When Cosmo meets What To Expect
Changing healthcare providers can be stressful at any time, but when the situation is as time-constrained and fraught with emotion as pregnancy it can be even more so. Patients have to undergo a personal analysis to determine why they are unhappy, whether things can change, and what to do (and how quickly to do it) if the situation is no longer acceptable. Recently, Yahoo.com spotlighted an article by Caitlin Brody (written in 2009 for TheBump.com) with suggestions for how to leave your OB.
Normally I would be terribly excited to see such an article. Provider choice! Women taking charge of their own healthcare! Assertiveness! I have a few qualms, though.
1) The explicit comparison to dating, beginning with the title: “When to Break Up With Your OB.” The article continues:
Sometimes, it’s just not working out. It may be awkward to part ways with your doc, but it may be best for you and baby. Here’s how to know when to switch OBs. From awkward first interviews to relying on friends for personal recommendations, finding the right OB is kind of like dating.
Descriptions like this, to be colloquial, kind of creep me out. A relationship with a healthcare provider should be professional, not intimate. There’s no need for “awkward first interviews” (just ask your questions!), just as there is no need for vajzzling or whatever it is the kids are up to these days. I’m as big a fan as any of a provider that is communicative and friendly with a good bedside manner. I don’t think, however, that I’ve ever had - or wanted to have - a “dating-like” relationship with my provider.
Plus, is this really the tone that should be taken with regards to an article about ending a patient-provider relationship? Is this the tone that would be taken in a men’s magazine, or to a mixed group of patients? The theme of treating pregnant women like young girls seems to have been taken to a new level here, even to describing needing to “cut the cord with your doc,” as though the OB is a maternal figure for the pregnant woman.
2) The assumption that all women want OBs. While I understand that most American women (presumably the audience of this article) may use OBs as their primary provider during pregnancy, many don’t and this article would have been much better directed at providers in general.

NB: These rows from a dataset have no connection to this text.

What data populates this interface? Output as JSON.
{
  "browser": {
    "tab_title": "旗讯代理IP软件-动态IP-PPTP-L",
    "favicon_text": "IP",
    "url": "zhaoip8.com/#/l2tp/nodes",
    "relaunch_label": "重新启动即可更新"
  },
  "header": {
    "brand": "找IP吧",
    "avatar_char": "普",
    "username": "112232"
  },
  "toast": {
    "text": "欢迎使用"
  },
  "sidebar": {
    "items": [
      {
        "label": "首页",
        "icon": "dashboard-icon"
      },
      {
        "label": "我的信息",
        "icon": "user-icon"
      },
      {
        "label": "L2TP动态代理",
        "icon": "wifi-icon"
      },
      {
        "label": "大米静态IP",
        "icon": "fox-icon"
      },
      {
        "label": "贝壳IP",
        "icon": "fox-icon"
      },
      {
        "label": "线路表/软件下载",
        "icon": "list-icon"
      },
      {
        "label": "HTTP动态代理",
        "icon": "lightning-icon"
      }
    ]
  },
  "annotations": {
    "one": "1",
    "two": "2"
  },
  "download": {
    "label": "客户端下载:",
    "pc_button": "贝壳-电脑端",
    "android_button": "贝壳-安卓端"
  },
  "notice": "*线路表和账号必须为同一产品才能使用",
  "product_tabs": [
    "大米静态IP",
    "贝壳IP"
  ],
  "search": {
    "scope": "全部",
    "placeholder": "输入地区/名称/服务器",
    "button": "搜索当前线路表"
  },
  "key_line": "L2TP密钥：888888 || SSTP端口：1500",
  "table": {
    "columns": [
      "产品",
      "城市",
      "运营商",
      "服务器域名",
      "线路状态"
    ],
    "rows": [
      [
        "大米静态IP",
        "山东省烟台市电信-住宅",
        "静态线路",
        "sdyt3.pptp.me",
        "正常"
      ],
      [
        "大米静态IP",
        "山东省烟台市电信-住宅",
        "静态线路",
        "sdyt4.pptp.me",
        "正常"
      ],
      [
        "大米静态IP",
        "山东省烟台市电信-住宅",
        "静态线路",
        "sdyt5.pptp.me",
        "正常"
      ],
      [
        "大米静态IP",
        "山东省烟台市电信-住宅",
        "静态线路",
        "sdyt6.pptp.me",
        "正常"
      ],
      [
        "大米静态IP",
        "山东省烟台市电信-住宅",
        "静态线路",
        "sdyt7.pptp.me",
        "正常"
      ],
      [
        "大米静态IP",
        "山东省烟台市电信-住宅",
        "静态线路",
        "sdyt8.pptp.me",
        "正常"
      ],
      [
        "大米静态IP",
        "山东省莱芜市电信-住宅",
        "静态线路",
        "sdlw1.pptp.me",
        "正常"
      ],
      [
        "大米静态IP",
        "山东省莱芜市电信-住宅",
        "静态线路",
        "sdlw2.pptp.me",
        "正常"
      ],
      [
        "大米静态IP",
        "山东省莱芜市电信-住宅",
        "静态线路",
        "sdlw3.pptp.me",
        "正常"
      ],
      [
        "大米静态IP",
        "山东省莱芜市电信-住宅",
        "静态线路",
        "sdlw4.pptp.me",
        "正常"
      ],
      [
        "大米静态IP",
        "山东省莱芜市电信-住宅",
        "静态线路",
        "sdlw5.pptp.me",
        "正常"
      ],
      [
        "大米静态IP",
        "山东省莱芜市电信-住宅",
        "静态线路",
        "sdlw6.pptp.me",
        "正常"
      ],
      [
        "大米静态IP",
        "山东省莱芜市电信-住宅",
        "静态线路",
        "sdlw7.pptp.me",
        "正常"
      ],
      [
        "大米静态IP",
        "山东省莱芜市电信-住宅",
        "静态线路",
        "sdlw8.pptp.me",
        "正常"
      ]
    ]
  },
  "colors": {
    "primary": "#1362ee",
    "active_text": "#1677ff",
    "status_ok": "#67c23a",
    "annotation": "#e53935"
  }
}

Brody seems to state that you would only “break up” with your OB for another OB. The same concerns and lessons learned would go well towards any patient-provider relationship, however. I don’t know that “when to break up with your endocrinologist” has quite the same ring, though.
3) The idea that all pregnant women are the same and want the same things. Brody says, “it’s not unusual for a doc to see a different patient every 15 minutes. But remember, your 15 minutes are yours.” The indication is that it’s totally fine for a doctor to rush in and rush out - just so long as they don’t look like they are doing that: “One big no-no: hovering by the door, or generally just giving off the vibe she’s ready to jump to the next patient.” What about someone who wants more than 15 minutes? There’s always the quantity v. quality debate, to be sure, but is having both (or at least some of both) not even a possibility?
4) The major concern about the feelings of the OB. “Don’t be angry,” “How to Break It Off (Gently),” and “Start on a positive note” are some of the tips given. While I don’t recommend flying into the office, middle fingers blazing, what if you ARE angry? Brody suggests bringing a friend to help keep things level-headed; I suggest using your anger for good and letting the OB know exactly what your problems are and why you do not think they were fixed. Keep the colorful language to a minimum (this is a professional relationship after all), but there’s nothing wrong with showing emotion when needed and the idea of bringing a partner along to keep you level-headed is almost infuriatingly patronizing, especially when paired with the suggestion to “thank her before you leave.” Mind you, the last sentence does say that “What matters most here is your comfort level,” but that’s lost a little in the rest of the concern about the OB’s feelings.
On the other hand, the article does have some great tips for how to end a relationship with your OB provider, whether we’re talking OB, primary physician, midwife, or doula, and I find the following advice (some explicit in the article, some not) helpful:
-Be direct and as specific as possible when stating concerns with your provider. NB: Keep in mind that “I’m not comfortable” is still a totally valid reason to switch providers.
-Be honest. Talk to your provider, if you can do so. Sometimes, letting them know your thoughts can change the whole relationship. Sometimes not, so be prepared, but you could be surprised.
-You deserve to be heard. I’ll just repeat this: you deserve to be heard. Not to go all “woo” on you, but I think that’s a pretty good mantra for anyone considering a provider switch.
-“You always have permission to call it quits.” I think this is truly important for pregnant woman, who are often concerned with finding the right provider “in time.” I have had acquaintances and friends who changed/fired providers in the last weeks or even in labor; while I don’t necessarily recommend it (as it would drive me particularly neurotic), a patient always has the ability to change providers if the need arises.
Have you ever had to switch providers during a pregnancy? What would make you switch, if you have not? What tips do you have for women looking to switch?